Fournier gangrene

Case contributed by Yaïr Glick
Diagnosis certain

Presentation

Swelling and erythema in left groin and scrotum in a diabetic patient. Patient complains of local pain that started one day earlier and a maximum systemic temperature of 38.5°C.

Patient Data

Age: 70 years
Gender: Male
ultrasound

Limited study due to patient unrest - complains of pain and exquisite tenderness.

Thickened scrotum.
Small left inguinal hernia with large amount of gas in the soft tissues.
Normal-appearing testes.
Left testicular and epididymal hyperemia, probably reactive.

ct

Small intersphincteric perianal fistula with several small gas locules.
Gas in the subcutaneous fat along the perineum on the left, and the left groin around an inguinal hernia, continuing into the left scrotal sac around the testis. Fat stranding and thickened skin in the groin, scrotum and perineum. 

Incidental sigmoid colon diverticula.

Contrast-enhanced CT at the portal phase did not include most of the scrotum, so the radiologist requested a repeat CT (shown here).

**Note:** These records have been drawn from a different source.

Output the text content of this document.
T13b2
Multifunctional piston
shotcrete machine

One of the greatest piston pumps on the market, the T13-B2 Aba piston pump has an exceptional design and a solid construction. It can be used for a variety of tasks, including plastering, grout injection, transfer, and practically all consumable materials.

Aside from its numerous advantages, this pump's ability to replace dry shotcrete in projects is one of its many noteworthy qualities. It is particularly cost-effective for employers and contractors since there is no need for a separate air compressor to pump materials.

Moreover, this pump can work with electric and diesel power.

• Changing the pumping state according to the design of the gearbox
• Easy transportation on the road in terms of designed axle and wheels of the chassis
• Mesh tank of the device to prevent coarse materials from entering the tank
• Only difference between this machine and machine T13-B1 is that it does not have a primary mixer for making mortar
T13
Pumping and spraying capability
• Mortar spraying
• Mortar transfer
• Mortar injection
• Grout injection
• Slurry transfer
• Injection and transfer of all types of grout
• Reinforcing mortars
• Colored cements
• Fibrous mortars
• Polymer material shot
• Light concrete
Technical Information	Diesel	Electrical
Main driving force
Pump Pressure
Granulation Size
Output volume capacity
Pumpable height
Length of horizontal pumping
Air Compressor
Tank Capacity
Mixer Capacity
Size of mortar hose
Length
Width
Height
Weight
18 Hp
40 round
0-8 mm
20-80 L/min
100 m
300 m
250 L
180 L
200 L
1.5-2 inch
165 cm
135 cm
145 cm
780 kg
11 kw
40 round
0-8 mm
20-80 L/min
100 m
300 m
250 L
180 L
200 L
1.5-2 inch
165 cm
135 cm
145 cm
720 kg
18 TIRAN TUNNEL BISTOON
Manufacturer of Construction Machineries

This accounts for the concentrated contrast material in the ureters and urinary bladder.

Case Discussion

The patient had urgent surgery.
The surgical report stated: Fournier gangrenenecrotizing fasciitis of perianal, perineal and left scrotal region.
Wide incision, drainage and necrosectomy:
A small perianal abscess was identified anterior to the anus, continuing along the subcutaneous fascia to the left hemiscrotum and groin, with soft tissue gas and gangrene. A wide excision was made on the left, beginning anterior to the anus and ending in the groin. The left testis was exposed and released. Wide debridement of necrotic tissue was performed, with identification and preservation of the urethra, spermatic cord and left testicular blood supply.